Affecting more than 30 million Americans, chronic rhinosinusitis (CRS) has been a frustrating disease with no long-lasting results from traditional steroidal and antibiotic treatment, or from surgery. With both clinicians and patients desperate for a solution, it is not surprising that hope-and controversy-has arisen over a potential new therapy.
Explore this issue:March 2008
The use of the antifungal agent amphotericin B to treat noninvasive fungi in CRS has become one of otolaryngology’s hot-button issues. Even though the National Institutes of Health (NIH) announced in a 2004 press release that people with chronic sinus inflammation have an exaggerated immune response to common airborne fungi, many in the medical community are hesitant to embrace an antifungal, one-size-fits-all treatment for all CRS patients.
The concept is that airborne fungi gather in the nose and sinuses and are attacked by eosinophils, which produce secondary mucosal inflammation in susceptible individuals. The debate regards the link between these fungi and CRS. Most specialists regard allergic fungal sinusitis (AFS) as a subset of chronic rhinosinusitis (CRS), which has been defined as any inflammatory disease of the nose and paranasal sinuses that lasts longer than three months. Traditionally, the opinion was that AFS consists of fungus within the sinuses and allergy to that fungus. However, studies in recent years suggest that conventional allergy does not matter-that the immune response to fungi may be mediated through a lymphocyte-dependent mechanism independent of an immunoglobulin E (IgE)-mediated allergy.
The issue of whether fungi causes all CRS gained national attention nearly a decade ago when researchers at the Mayo Clinic announced that fungi were present in nearly all CRS patients, as well as in healthy individuals. After publication of their first data in Mayo Clinic Proceedings (1999;74:877-84), the team demonstrated in follow-up studies that intranasal antifungal treatment (specifically with amphotericin B) improved the objective computed tomography (CT) findings such as inflammatory mucosal thickening, nasal endoscopy stages, and CRS symptoms. After several noncontrolled studies were published, the team further demonstrated positive results with a randomized, double-blind, placebo-controlled trial of 30 CRS patients (J Allergy Clin Immunol 2005;115:125-31).

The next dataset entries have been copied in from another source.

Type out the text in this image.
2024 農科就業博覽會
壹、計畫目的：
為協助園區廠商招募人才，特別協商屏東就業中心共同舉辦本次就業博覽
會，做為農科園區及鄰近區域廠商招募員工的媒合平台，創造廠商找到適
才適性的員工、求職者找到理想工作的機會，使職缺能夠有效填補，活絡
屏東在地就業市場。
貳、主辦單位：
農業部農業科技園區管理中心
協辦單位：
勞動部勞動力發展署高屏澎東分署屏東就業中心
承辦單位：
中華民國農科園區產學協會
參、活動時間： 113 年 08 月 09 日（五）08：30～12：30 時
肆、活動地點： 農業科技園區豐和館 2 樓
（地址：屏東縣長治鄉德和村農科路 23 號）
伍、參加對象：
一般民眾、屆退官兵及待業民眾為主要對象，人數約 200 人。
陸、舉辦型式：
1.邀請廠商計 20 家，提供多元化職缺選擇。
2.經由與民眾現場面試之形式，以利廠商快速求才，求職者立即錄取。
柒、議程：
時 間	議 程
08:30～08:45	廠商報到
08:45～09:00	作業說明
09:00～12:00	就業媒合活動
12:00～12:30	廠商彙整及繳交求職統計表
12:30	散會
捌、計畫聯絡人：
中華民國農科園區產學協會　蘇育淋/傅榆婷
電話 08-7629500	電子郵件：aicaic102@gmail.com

Studies by researchers in Switzerland and Italy have supported the Mayo findings. Ricchetti et al. (J Laryngol Otol 2002;116:261-3) stated that hyper-reactivity to fungal organisms should be one of the mechanisms underlying the development of nasal polyposis. Additionally, the researchers stated that amphotericin B seems to induce the disappearance of nasal polyps in about 40% of patients.
In 2006, Italian researchers (Corradini et al., J Investig Allergol Clin Immunol 2006;16(3):188-93) said their study indicated that long-term topical treatment with lysine acetylsalicylate and amphotericin B may be clinically effective in the treatment of patients with nasal polyposis associated with fungal infection.